While the first author played a role as a participatory action researcher (Blake, 2007) and was embedded in the hospital organization, it is important to note that she was not a nurse and was not integrated into the analyzed ward. Active involvement of nurses in evaluative research can enhance the understanding and interpretation of data analysis and improve clinical practice environments as demonstrated by Cusack et al. (2018). In line with the call made by Hadjri and Crozier (2009) for further research on the relationship between new facilities and an increase in staff value, we encourage other scholars to build upon our findings and explore this intriguing area.
Conclusion
In our pursuit to assess how we can effectively and affordably evaluate the effect of using LLHD on the time nurses’ time spent at different locations, particularly in patient rooms, we drew on an innovative methodology using mobile tracking devices.
This approach proved to be both suitable and cost-effective for gathering data regarding the time nurses allocated to specific locations. We utilized these data to determine whether this time was dedicated to value-adding activities or should be categorized as “waste time.”

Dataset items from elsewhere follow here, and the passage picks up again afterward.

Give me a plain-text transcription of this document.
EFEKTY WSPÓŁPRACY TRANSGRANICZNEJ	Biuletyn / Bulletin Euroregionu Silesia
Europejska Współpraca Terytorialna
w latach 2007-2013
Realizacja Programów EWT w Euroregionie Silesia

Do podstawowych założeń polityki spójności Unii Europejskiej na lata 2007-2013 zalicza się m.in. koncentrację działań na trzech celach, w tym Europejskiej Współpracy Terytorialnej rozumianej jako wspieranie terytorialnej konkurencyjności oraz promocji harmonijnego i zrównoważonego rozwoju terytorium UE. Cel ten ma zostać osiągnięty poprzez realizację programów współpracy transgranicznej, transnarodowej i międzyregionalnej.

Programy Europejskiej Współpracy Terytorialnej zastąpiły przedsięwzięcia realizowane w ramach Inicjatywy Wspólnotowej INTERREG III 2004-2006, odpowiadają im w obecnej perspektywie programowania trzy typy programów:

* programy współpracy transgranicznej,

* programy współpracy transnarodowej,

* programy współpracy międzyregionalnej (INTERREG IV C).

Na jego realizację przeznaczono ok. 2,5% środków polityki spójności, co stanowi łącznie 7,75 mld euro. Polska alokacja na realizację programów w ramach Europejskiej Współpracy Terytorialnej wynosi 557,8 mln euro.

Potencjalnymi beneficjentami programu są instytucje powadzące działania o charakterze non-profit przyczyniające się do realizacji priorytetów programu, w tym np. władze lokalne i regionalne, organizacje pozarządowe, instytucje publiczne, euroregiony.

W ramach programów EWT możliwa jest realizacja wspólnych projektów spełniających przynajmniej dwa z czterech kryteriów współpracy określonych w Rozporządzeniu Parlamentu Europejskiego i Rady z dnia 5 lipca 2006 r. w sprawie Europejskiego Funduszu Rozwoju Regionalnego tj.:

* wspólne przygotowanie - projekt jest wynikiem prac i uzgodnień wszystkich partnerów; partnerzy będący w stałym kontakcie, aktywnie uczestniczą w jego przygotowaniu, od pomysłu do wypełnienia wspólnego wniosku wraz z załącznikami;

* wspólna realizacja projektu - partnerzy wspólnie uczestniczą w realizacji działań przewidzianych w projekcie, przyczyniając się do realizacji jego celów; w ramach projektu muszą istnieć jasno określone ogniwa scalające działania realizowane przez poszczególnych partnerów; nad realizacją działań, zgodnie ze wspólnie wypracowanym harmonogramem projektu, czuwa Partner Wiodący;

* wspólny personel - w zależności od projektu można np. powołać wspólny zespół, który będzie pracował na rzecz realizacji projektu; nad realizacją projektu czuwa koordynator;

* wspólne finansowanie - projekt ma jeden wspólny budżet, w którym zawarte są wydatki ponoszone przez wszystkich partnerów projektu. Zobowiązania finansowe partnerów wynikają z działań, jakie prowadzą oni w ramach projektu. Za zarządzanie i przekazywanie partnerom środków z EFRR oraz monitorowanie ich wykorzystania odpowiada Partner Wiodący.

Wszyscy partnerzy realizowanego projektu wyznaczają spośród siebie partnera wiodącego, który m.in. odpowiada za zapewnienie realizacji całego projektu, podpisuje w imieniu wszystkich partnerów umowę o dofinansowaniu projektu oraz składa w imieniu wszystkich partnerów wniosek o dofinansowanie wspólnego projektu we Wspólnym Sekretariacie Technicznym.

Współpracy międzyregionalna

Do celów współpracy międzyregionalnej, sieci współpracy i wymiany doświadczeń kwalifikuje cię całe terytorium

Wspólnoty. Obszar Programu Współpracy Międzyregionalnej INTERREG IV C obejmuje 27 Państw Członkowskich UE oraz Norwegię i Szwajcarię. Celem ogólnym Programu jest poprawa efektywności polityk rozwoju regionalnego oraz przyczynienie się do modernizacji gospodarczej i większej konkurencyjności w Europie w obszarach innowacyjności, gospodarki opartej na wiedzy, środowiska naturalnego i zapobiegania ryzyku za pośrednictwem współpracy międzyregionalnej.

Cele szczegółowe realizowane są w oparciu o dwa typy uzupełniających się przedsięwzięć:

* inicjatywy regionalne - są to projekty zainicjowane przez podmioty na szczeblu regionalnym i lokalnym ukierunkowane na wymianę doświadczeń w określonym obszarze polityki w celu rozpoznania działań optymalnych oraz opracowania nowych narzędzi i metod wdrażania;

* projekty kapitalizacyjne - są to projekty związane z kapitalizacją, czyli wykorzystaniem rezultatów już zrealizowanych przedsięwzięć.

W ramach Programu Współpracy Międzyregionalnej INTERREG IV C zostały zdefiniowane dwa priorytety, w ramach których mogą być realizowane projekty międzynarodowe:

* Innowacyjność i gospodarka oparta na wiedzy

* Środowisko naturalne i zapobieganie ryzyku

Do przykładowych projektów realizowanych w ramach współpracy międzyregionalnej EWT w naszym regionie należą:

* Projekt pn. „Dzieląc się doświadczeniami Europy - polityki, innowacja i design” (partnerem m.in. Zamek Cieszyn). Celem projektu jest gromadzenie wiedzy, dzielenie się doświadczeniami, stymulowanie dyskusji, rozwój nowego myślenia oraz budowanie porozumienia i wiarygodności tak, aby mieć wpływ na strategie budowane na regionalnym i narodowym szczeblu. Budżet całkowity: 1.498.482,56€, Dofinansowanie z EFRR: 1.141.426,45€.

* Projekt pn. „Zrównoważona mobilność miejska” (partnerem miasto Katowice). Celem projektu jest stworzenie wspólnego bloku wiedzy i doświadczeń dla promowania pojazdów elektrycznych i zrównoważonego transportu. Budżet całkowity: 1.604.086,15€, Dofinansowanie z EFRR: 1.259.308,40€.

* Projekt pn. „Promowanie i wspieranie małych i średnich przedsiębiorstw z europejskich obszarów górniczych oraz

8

Our analysis shows that in this case, the use of LLHD as a guiding concept to design a new hospital facility did not result in nurses spending more time in patient rooms. Judged by this proxy, using LLHD appears not lead to more value-adding time.
However, we did observe four statistically significant changes in time spent at various locations: more time in the staff lounge and utility room, and less in the pharmacy and storage rooms. Interpreting these changes in terms of value-adding versus waste time requires in the first place an adequate operationalization of these constructs and, secondly, in line therewith, supplementary qualitative research to gather appropriate data.
Implications for Practice
Utilizing mobile tracking devices provides a suitable and cost-effective method for obtaining objective measurements to assess the whereabouts of hospital staff. This, in turn, can be valuable for evaluating design concepts.
The interpretation of tracker data necessitates additional qualitative information.
Streamlining time-consuming activities among nurses in a newly designed healthcare facility based on LLHD doesn’t inherently translate to an increased allocation of time for value-adding tasks.
Footnotes
Acknowledgments
We are deeply grateful to CareFac that made this study possible in the first place. We especially would like to thank all the nurses of the surgical ward for their contribution to this study as without their willingness to participate, this study would not have existed. We also like thank Raymond Michiels (MSc) for his valuable assistance and advice regarding data processing.
Declaration of Conflicting Interests
The author(s) declared no potential conflicts of interest with respect to the research, authorship, and/or publication of this article.
Funding
The author(s) received no financial support for the research, authorship, and/or publication of this article.